RAP Calls for Exemption of Small Carriers for Modernization Fee

Regional Aviation Partners is calling on Congress to exempt small airlines operating aircraft of 10-30 seats from the Senate-proposed $25 modernization fee set to fund the NextGen Air Traffic Control System. The fee, said RAP, would lead to the elimination of both subsidized and unsubsidized air service to small communities.
“If the $25 user fee were to become law as currently written, the fee would impose an additional burden on small turboprop operators of more than 550 percent in some cases,” said the organization, “and threaten the future of scheduled air service in a large number of small communities. In the case of the small number of air carriers who serve small communities on an unsubsidized basis, the ‘user fee’ has the ‘certainty’ to generate substantial losses which these companies cannot absorb.”
RAP provided two examples of the impact of the new fee which would replace the fuel tax. “Great Lakes Aviation was recently awarded a contract to provide subsidized air service to Quincy with service to St.
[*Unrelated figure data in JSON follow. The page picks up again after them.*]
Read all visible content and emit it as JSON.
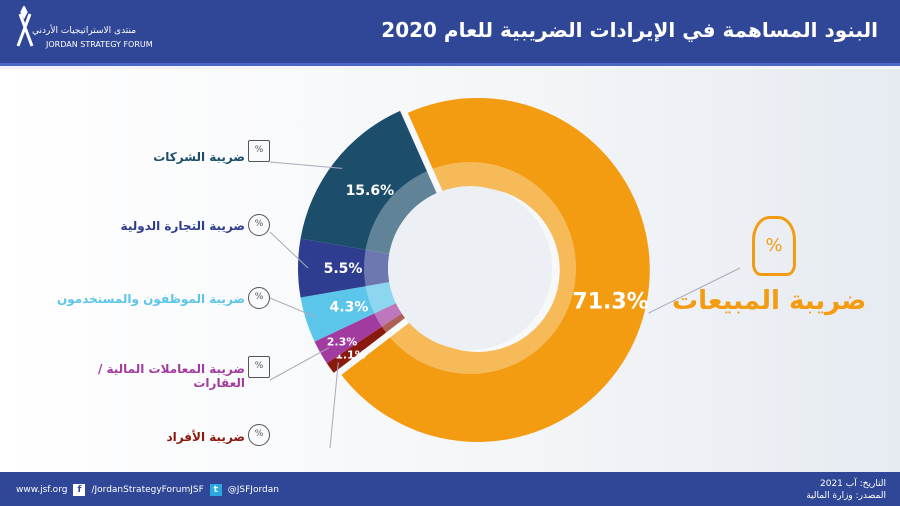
{
  "header": {
    "title": "البنود المساهمة في الإيرادات الضريبية للعام 2020",
    "logo_ar": "منتدى الاستراتيجيات الأردني",
    "logo_en": "JORDAN STRATEGY FORUM"
  },
  "footer": {
    "website": "www.jsf.org",
    "facebook": "/JordanStrategyForumJSF",
    "twitter": "@JSFJordan",
    "date": "التاريخ: آب 2021",
    "source": "المصدر: وزارة المالية",
    "facebook_icon": "f",
    "twitter_icon": "t"
  },
  "chart_data": {
    "type": "pie",
    "donut": true,
    "categories": [
      "ضريبة المبيعات",
      "ضريبة الأفراد",
      "ضريبة المعاملات المالية / العقارات",
      "ضريبة الموظفون والمستخدمون",
      "ضريبة التجارة الدولية",
      "ضريبة الشركات"
    ],
    "values": [
      71.3,
      1.1,
      2.3,
      4.3,
      5.5,
      15.6
    ],
    "labels": [
      "71.3%",
      "1.1%",
      "2.3%",
      "4.3%",
      "5.5%",
      "15.6%"
    ],
    "colors": [
      "#f39c12",
      "#8b1a0e",
      "#a23ba0",
      "#5bc5ea",
      "#2e3d8f",
      "#1c4e6b"
    ]
  }
}
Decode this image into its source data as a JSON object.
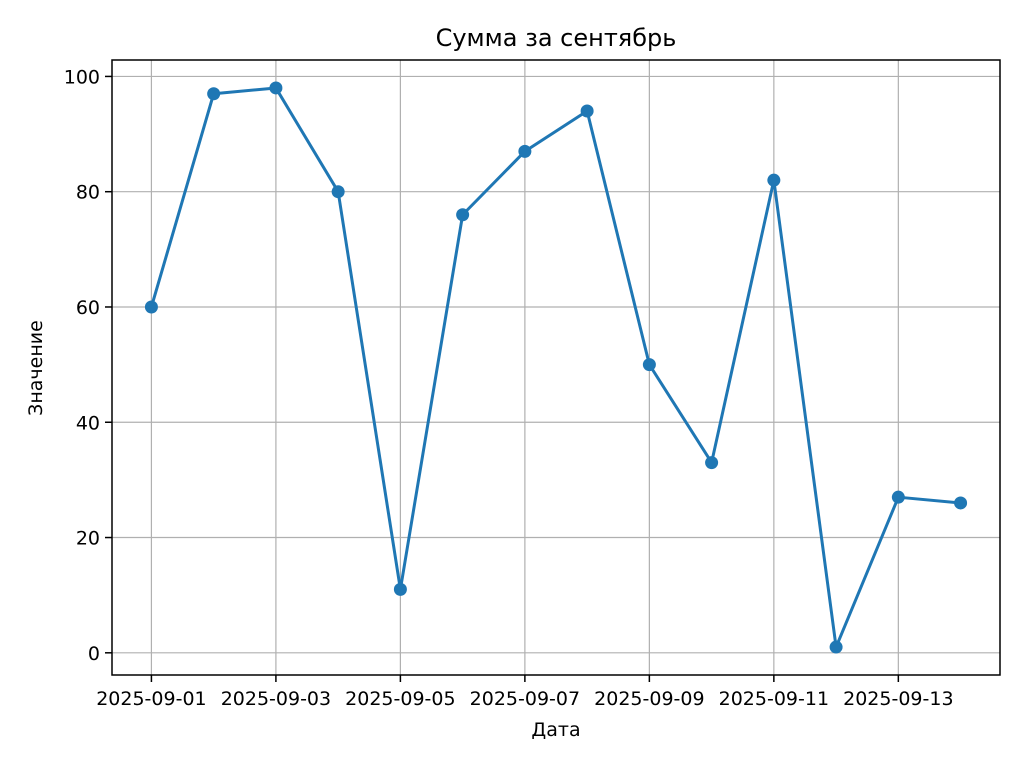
{
  "chart_data": {
    "type": "line",
    "title": "Сумма за сентябрь",
    "xlabel": "Дата",
    "ylabel": "Значение",
    "x": [
      "2025-09-01",
      "2025-09-02",
      "2025-09-03",
      "2025-09-04",
      "2025-09-05",
      "2025-09-06",
      "2025-09-07",
      "2025-09-08",
      "2025-09-09",
      "2025-09-10",
      "2025-09-11",
      "2025-09-12",
      "2025-09-13",
      "2025-09-14"
    ],
    "series": [
      {
        "values": [
          60,
          97,
          98,
          80,
          11,
          76,
          87,
          94,
          50,
          33,
          82,
          1,
          27,
          26
        ],
        "color": "#1f77b4",
        "marker": "circle"
      }
    ],
    "x_ticks": [
      "2025-09-01",
      "2025-09-03",
      "2025-09-05",
      "2025-09-07",
      "2025-09-09",
      "2025-09-11",
      "2025-09-13"
    ],
    "y_ticks": [
      0,
      20,
      40,
      60,
      80,
      100
    ],
    "xlim": [
      "2025-08-31T08:48",
      "2025-09-14T15:12"
    ],
    "ylim": [
      -3.85,
      102.85
    ],
    "grid": true
  }
}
Louis,” said RAP. “Great Lakes’ first year subsidy rate included fuel and oil expenses of $480,569 for which the carrier could expect to pay $11,277 in federal excise fuel taxes; however, if the current FET is replaced with a $25 user fee, Great Lakes could expect to instead pay $61,350. This represents a difference of approximately $50,000 or a 444 percent increase in expenses to the air carrier.” It illustrated the impact this would have on essential air service when it noted Great Lakes represents 29 percent of the total EAS program in the lower 48 states.
Similarly, RAP pointed to Big Sky’s new Delta Connection service in New York. “Yet another example can be found at Massena, Ogdensburg and Watertown, NY where Big Sky Airlines was recently awarded a two-year contract by the DOT,” it said. “Big Sky’s proposal lists $1,329,625 in annual fuel and oil expenses for which the carrier could be expected to pay $48,506 in federal fuel taxes annually. If the $25 user fee becomes law, Big Sky can expect to pay more than $123,575 annually. This represents approximately $75,000 in additional annual expenses to the carrier for three EAS markets, a 155 percent increase. Big Sky also provides service to a number of unsubsidized small communities and imposition of the user fee as written will cause them to look closely at the numbers when making business decisions on what communities they will serve.”